Dabei werden unweigerlich einige für die bewegte jüngere Geschichte Südkoreas spezifischen, prägenden Hintergründe und ungelösten Zeitthemen eingebaut. Sie sind eben Realität auf der Nebenspur und Kulisse des Lebens. Die Unausgewogenheit zwischen der Stadt und dem Leben der Landbevölkerung ist dabei eines, das in den KDramen eher weniger vertreten ist. Es geht außerdem zwangsläufig um den harten Alltag, Armut, Diskriminierung von Frauen, von Menschen mit Behinderung, von alten Menschen. Dabei werden das unzeitgemäße Wertesystem und die tradierten Tugenden in unterschiedlicher Variation an den Pranger gestellt. Unter anderem erweitern die Protagnist*innen das Modell Familie in wahrhaft progressiver Weise um den Faktor Freundschaft zu einem modernen Konzept von Wahlfamilie. 

 

"Dear my Friends" könnte in seiner ganz eigenen, mal liebevoll feinfühligen, mal schrullig schnoddrigen, mal grob polternden Art schon auch ein Roadmovie sein - eine Reise über 16 Folgen hin zu Freiheit, Selbstbestimmung und eigener Identität. Jede/r wird auf sich selbst zurückgeworfen und hält den Schlüssel zur Freiheit im ´Jetzt´ in eigenen Händen, von der in unerschütterlicher, jahrzehntelanger Freundschaft verbundenen Gemeinschaft getragen. Liebe, ja die spielt auch eine Rolle. Auch die romantische Liebe, aber nicht nur. Insbesondere die Frauen in dieser Serie finden im Angesicht ihrer Vernetzung und Verletzung zu ihrer Power - ein berührendes KDrama über Empowerment. Es ist nie zu spät.

 

"Dear my Friends" wurde auf den 53. Baeksang Arts Awards als bestes Drama und bestes Drehbuch prämiert. Das Drehbuch erhielt außerdem die höchste Auszeichnung bei den 9th Koean Drama Awards. Auch ich finde das KDrama trotz aller Schrulligkeit ausgezeichnet und vergebe dafür das Prädikat "wertvoll".

디어 마이 프렌즈 - Dieo Mai Peurenjeu

Lit.: Dear my Friends (Anglizismus)

 

2016, 16 Folgen

 

Hauptdarsteller*innen:

-Go Hyun-jung
-Kim Hye-ja
-Na Moon-hee
-Go Doo-shim
-Park Won-sook
-Youn Yuh-jung
-Joo Hyun
-Kim Young-ok
-Shin Goo

 

 

Plot:

Auf dem Land, im Restaurant von Oh Choong-nam, kommt zu großer Feierlichkeit eine bunt gemischte Gruppe zusammen.
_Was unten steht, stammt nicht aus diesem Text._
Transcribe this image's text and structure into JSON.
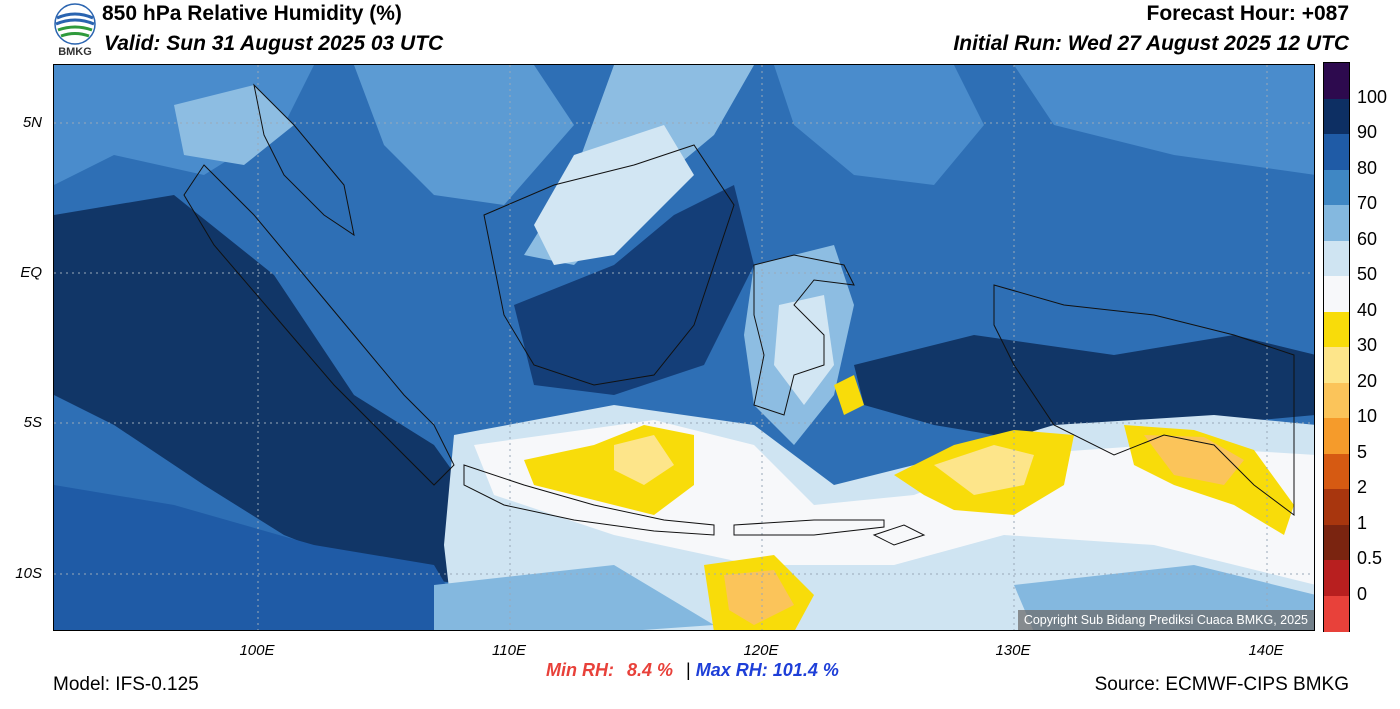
{
  "header": {
    "title": "850 hPa Relative Humidity (%)",
    "valid": "Valid: Sun 31 August 2025 03 UTC",
    "forecast_hour": "Forecast Hour: +087",
    "initial_run": "Initial Run: Wed 27 August 2025 12 UTC",
    "logo_text": "BMKG"
  },
  "map": {
    "lat_labels": [
      "5N",
      "EQ",
      "5S",
      "10S"
    ],
    "lon_labels": [
      "100E",
      "110E",
      "120E",
      "130E",
      "140E"
    ],
    "copyright": "Copyright Sub Bidang Prediksi Cuaca BMKG, 2025"
  },
  "colorbar": {
    "labels": [
      "100",
      "90",
      "80",
      "70",
      "60",
      "50",
      "40",
      "30",
      "20",
      "10",
      "5",
      "2",
      "1",
      "0.5",
      "0"
    ],
    "colors": [
      "#2d0a4e",
      "#0d2f63",
      "#1f5ba6",
      "#3f87c4",
      "#84b8df",
      "#cfe4f2",
      "#f7f8fa",
      "#f8dc0a",
      "#fde58a",
      "#fbc45a",
      "#f59b2b",
      "#d65a12",
      "#a8360e",
      "#7a2410",
      "#b81f1f",
      "#e8413a"
    ]
  },
  "footer": {
    "model": "Model: IFS-0.125",
    "min_rh_label": "Min RH:",
    "min_rh_value": "8.4 %",
    "separator": "|",
    "max_rh_label": "Max RH:",
    "max_rh_value": "101.4 %",
    "source": "Source: ECMWF-CIPS BMKG"
  }
}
Sie kennen sich alle aus Kindertagen. Ihre Lebenswege sind sehr unterschiedlich verlaufen. Die Beziehungen sind so-so, vom Leben gezeichnet. Eine der älteren Damen ist 63, geschieden mit eigenem Restaurant in der Stadt und erwachsener Tochter, eine ist 72, verheiratet (mit einem echten Macho) und hat bereits verheiratete Töchter, eine ist 65, immer noch Jungfrau aber erfolgreiche Geschäftsfrau (u.a. mit eben jenem Landgasthaus), eine ist 63, gefeierte Schauspielerin (aber mit Krebs), eine ist 72, verwitwet mit mehreren Kindern. Die Geschichte wird erzählt von Jang Na-hees Tochter Park Wan, die mit Ende 30 immer noch unverheiratet ist und als Übersetzerin (und Schriftstellerin) arbeitet. Und dann gibt es noch die 86 jährige Oh Sang-boon, Mutter von Na-hee und Großmutter von Wan. 

 

Wan ist eigentlich ziemlich genervt von den Alten. Allen voran von ihrer Mutter, die sich in üblicher südkoreanischer Manier massiv in ihr Leben einmischt. Dennoch sind diese Frauen alle wie Tanten für sie. Unvermittelt beschließt sie, in Anbetracht der Endlichkeit des Seins, die Geschichten ihrer ´alten Tanten´ (und ´Onkel´), sowie ihrer Mutter und Großmutter, zusammenzutragen, und ein Buch darüber zu schreiben. Indem sie sich immer weiter einlässt und tiefer eintaucht, lernt sie (zusammen mit den Zuschauer*innen) besser zu verstehen, was diese Generation durchgemacht hat, was sie zusammenhält, was sie jeweils geleistet haben, was sie bis heute quält, was lange Zeit ungesagt geblieben ist, was gelebt werden will, was sie fürchten und wovon sie träumen.  Auch sich selbst und ihrer Mutter kommt Wan im Verlauf dieses Buchprojekts trotz und wegen ihrer Konflikte näher.